Al atardecer el sol atraviesa las montañas, que, iluminadas por dentro, parecen hechas con papel de calco. Así es como imagino que actúa el tiempo sobre las personas que conocimos en un trecho de sus vidas. Lo que en un instante brilló incandescente, al avanzar el día se vela hasta volverse opaco. Durante un tiempo están a plena luz y podemos verlos con tanta claridad y desde tan cerca que creemos conocerlos sin dobleces. Es provisional pero vivimos con la ilusión de que lo que vemos permanecerá como algo que nos pertenece.

En esos momentos, bajo la ilusión de que solo se tiene el presente, uno cree vivir exclusivamente de los sentimientos, haciendo caso omiso a quien le dice que eso no es vivir de verdad. Puede parecer un sueño, pero si no es real, al menos es irrepetible y quedará alojado en algún lugar de una vida compartida. Una ciudad, una habitación, una mirada. Con la tenue luz de la tarde, ella pintaba un cesto de frutas, con una copa de vino en el suelo junto al caballete. Ensimismada como estaba, no oyó la puerta y cuando levantó la mirada él ya había entrado.

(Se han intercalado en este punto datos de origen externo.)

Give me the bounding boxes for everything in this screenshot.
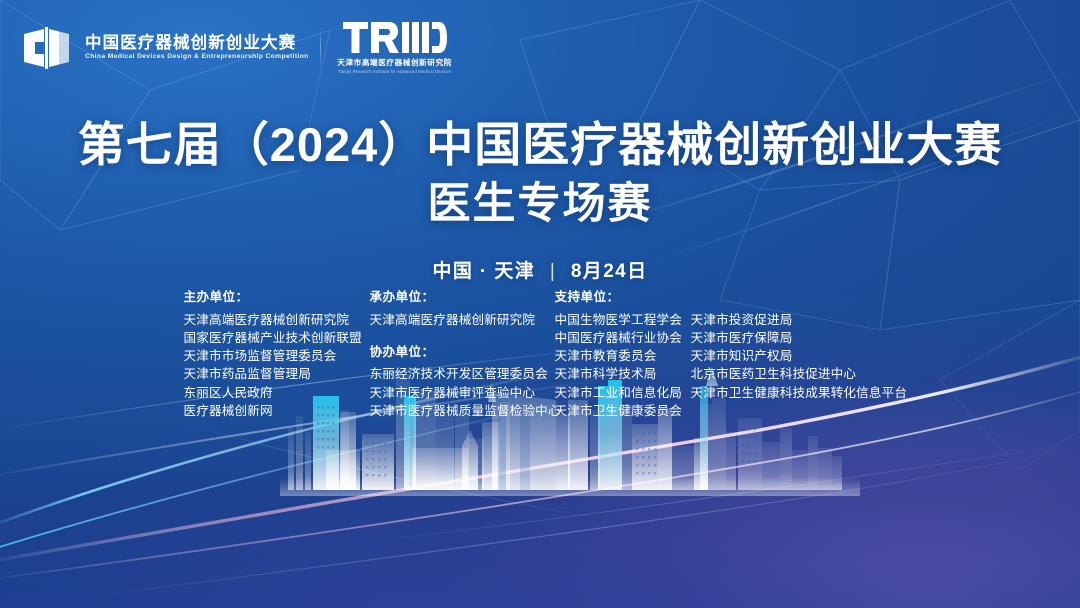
unit-item: 医疗器械创新网 bbox=[184, 402, 370, 420]
unit-group: 主办单位：天津高端医疗器械创新研究院国家医疗器械产业技术创新联盟天津市市场监督管… bbox=[184, 291, 370, 420]
unit-column-2: 承办单位：天津高端医疗器械创新研究院协办单位：东丽经济技术开发区管理委员会天津市… bbox=[370, 291, 555, 420]
unit-item: 东丽区人民政府 bbox=[184, 384, 370, 402]
unit-item: 天津市投资促进局 bbox=[691, 311, 897, 329]
unit-group: 协办单位：东丽经济技术开发区管理委员会天津市医疗器械审评查验中心天津市医疗器械质… bbox=[370, 346, 555, 420]
unit-item: 国家医疗器械产业技术创新联盟 bbox=[184, 329, 370, 347]
poster-meta-line: 中国 · 天津 | 8月24日 bbox=[0, 256, 1080, 283]
unit-column-3: 支持单位：中国生物医学工程学会中国医疗器械行业协会天津市教育委员会天津市科学技术… bbox=[555, 291, 691, 420]
unit-group-heading: 主办单位： bbox=[184, 291, 370, 304]
unit-column-4: 天津市投资促进局天津市医疗保障局天津市知识产权局北京市医药卫生科技促进中心天津市… bbox=[691, 291, 897, 420]
poster-title-sub: 医生专场赛 bbox=[0, 178, 1080, 231]
unit-item: 天津市卫生健康委员会 bbox=[555, 402, 691, 420]
unit-group-heading: 支持单位： bbox=[555, 291, 691, 304]
logo-primary-cn: 中国医疗器械创新创业大赛 bbox=[85, 35, 304, 52]
organizing-units: 主办单位：天津高端医疗器械创新研究院国家医疗器械产业技术创新联盟天津市市场监督管… bbox=[0, 291, 1080, 420]
event-poster: 中国医疗器械创新创业大赛 China Medical Devices Desig… bbox=[0, 0, 1080, 608]
meta-date: 8月24日 bbox=[571, 261, 648, 282]
unit-item: 天津市知识产权局 bbox=[691, 347, 897, 365]
logo-secondary-cn: 天津市高端医疗器械创新研究院 bbox=[337, 59, 452, 67]
unit-item: 天津高端医疗器械创新研究院 bbox=[370, 311, 555, 329]
unit-group-heading: 协办单位： bbox=[370, 346, 555, 359]
open-book-mark-icon bbox=[22, 25, 74, 71]
logo-primary-en: China Medical Devices Design & Entrepren… bbox=[85, 54, 309, 61]
unit-item: 天津市医疗器械质量监督检验中心 bbox=[370, 402, 555, 420]
unit-item: 天津市医疗器械审评查验中心 bbox=[370, 384, 555, 402]
logo-secondary-en: Tianjin Research Institute for Advanced … bbox=[338, 70, 451, 74]
unit-item: 天津市科学技术局 bbox=[555, 365, 691, 383]
unit-column-1: 主办单位：天津高端医疗器械创新研究院国家医疗器械产业技术创新联盟天津市市场监督管… bbox=[184, 291, 370, 420]
unit-group: 支持单位：中国生物医学工程学会中国医疗器械行业协会天津市教育委员会天津市科学技术… bbox=[555, 291, 691, 420]
unit-item: 天津市药品监督管理局 bbox=[184, 365, 370, 383]
unit-group: 天津市投资促进局天津市医疗保障局天津市知识产权局北京市医药卫生科技促进中心天津市… bbox=[691, 291, 897, 402]
logo-divider bbox=[320, 28, 321, 68]
unit-item: 北京市医药卫生科技促进中心 bbox=[691, 365, 897, 383]
logo-triid[interactable]: 天津市高端医疗器械创新研究院 Tianjin Research Institut… bbox=[337, 22, 452, 74]
unit-item: 中国生物医学工程学会 bbox=[555, 311, 691, 329]
unit-group: 承办单位：天津高端医疗器械创新研究院 bbox=[370, 291, 555, 329]
unit-item: 东丽经济技术开发区管理委员会 bbox=[370, 365, 555, 383]
unit-group-heading: 承办单位： bbox=[370, 291, 555, 304]
poster-title-main: 第七届（2024）中国医疗器械创新创业大赛 bbox=[0, 118, 1080, 172]
unit-item: 天津市教育委员会 bbox=[555, 347, 691, 365]
unit-item: 天津高端医疗器械创新研究院 bbox=[184, 311, 370, 329]
unit-item: 天津市工业和信息化局 bbox=[555, 384, 691, 402]
unit-item: 天津市医疗保障局 bbox=[691, 329, 897, 347]
meta-location: 中国 · 天津 bbox=[432, 261, 535, 282]
triid-wordmark-icon bbox=[343, 22, 447, 56]
unit-item: 天津市市场监督管理委员会 bbox=[184, 347, 370, 365]
header-logos: 中国医疗器械创新创业大赛 China Medical Devices Desig… bbox=[22, 22, 452, 74]
unit-item: 天津市卫生健康科技成果转化信息平台 bbox=[691, 384, 897, 402]
unit-item: 中国医疗器械行业协会 bbox=[555, 329, 691, 347]
meta-separator: | bbox=[550, 261, 556, 283]
logo-china-medical-competition[interactable]: 中国医疗器械创新创业大赛 China Medical Devices Desig… bbox=[22, 25, 304, 71]
title-block: 第七届（2024）中国医疗器械创新创业大赛 医生专场赛 bbox=[0, 118, 1080, 231]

Al cabo de los años nos preguntamos si aquello fue real y qué quedará de la imagen que vimos, del trozo de vida que pudimos tocar. La realidad puede con todo. Abriendo un enigma detrás de otro es capaz de derribar los muros más fuertes. Y lo que parecía liso como una piedra se llena de grietas que nos plantean nuevos interrogantes. La amistad crece lentamente y el tiempo es corto. Pero mientras dura, en cada pliegue la imagen congelada vuelve a encenderse desde dentro y la ilusión cobra vida. Las montañas se transparentan otra vez como recuerdos escritos en papel de calco.